The WNK4 gene encodes a serine-threonine kinase expressed in distal nephron.[1] Its primary role in renal physiology is as a molecular switch between the angiotensin IIaldosterone mediated volume retention and the aldosterone mediated potassium wasting. This is achieved by regulating the sodium-chloride symporter (NCC), that is uniquely expressed in the distal nephron and is sensitive to thiazide type diuretics.[2]

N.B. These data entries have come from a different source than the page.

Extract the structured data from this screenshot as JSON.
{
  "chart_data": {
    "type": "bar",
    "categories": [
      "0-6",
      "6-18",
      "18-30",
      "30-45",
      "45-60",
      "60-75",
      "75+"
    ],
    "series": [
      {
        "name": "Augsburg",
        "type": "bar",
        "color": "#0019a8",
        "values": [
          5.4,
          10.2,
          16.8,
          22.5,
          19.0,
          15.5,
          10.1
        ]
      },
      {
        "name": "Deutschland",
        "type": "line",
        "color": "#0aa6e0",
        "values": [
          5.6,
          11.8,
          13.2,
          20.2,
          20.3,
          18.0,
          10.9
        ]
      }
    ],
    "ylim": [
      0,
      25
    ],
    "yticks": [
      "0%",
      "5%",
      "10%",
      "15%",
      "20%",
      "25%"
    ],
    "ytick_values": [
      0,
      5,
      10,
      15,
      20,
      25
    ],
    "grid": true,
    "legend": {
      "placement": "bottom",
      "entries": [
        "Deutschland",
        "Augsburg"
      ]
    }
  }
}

Under basal conditions (low circulating Ang II and low Aldosterone), WNK4 will inhibit NCC function. It has been proposed that in the event of hyperkalemia and an increased secretion of aldosterone (which will upregulate both ENac and ROMK), this inhibition of NCC, will allow an increase in the arrival of sodium to the distal nephron (rich in ENaC and ROMK) which will allow the exchange of sodium for potassium ions, thereby reducing plasma potassium levels, without increasing sodium chloride retention (which is always accompanied by volume expansion). Furthermore, it has been proposed that in the presence of AngII the WNK4 mediated NCC inhibition will be suppressed thereby increasing sodium-chloride reabsorption in the distal convoluted tubule. This along with the concomitant increase in passive water reabsortion due to the increased salt load in the distal convluted tubule cells will ultimately increase circulating volume.[3]

References

  1. 1.0 1.1 "Entrez Gene: WNK4 WNK lysine deficient protein kinase 4".
  2. San-Cristobal P, de los Heros P, Ponce-Coria J, Moreno E, Gamba G (2008). "WNK kinases, renal ion transport and hypertension". Am. J. Nephrol. 28 (5): 860–70. doi:10.1159/000139639. PMC 2820349. PMID 18547946.
  3. San-Cristobal P, Pacheco-Alvarez D, Richardson C, Ring AM, Vazquez N, Rafiqi FH, Chari D, Kahle KT, Leng Q, Bobadilla NA, Hebert SC, Alessi DR, Lifton RP, Gamba G (March 2009). "Angiotensin II signaling increases activity of the renal Na-Cl cotransporter through a WNK4-SPAK-dependent pathway". Proc. Natl. Acad. Sci. U.S.A. 106 (11): 4384–9. doi:10.1073/pnas.0813238106. PMC 2647339. PMID 19240212.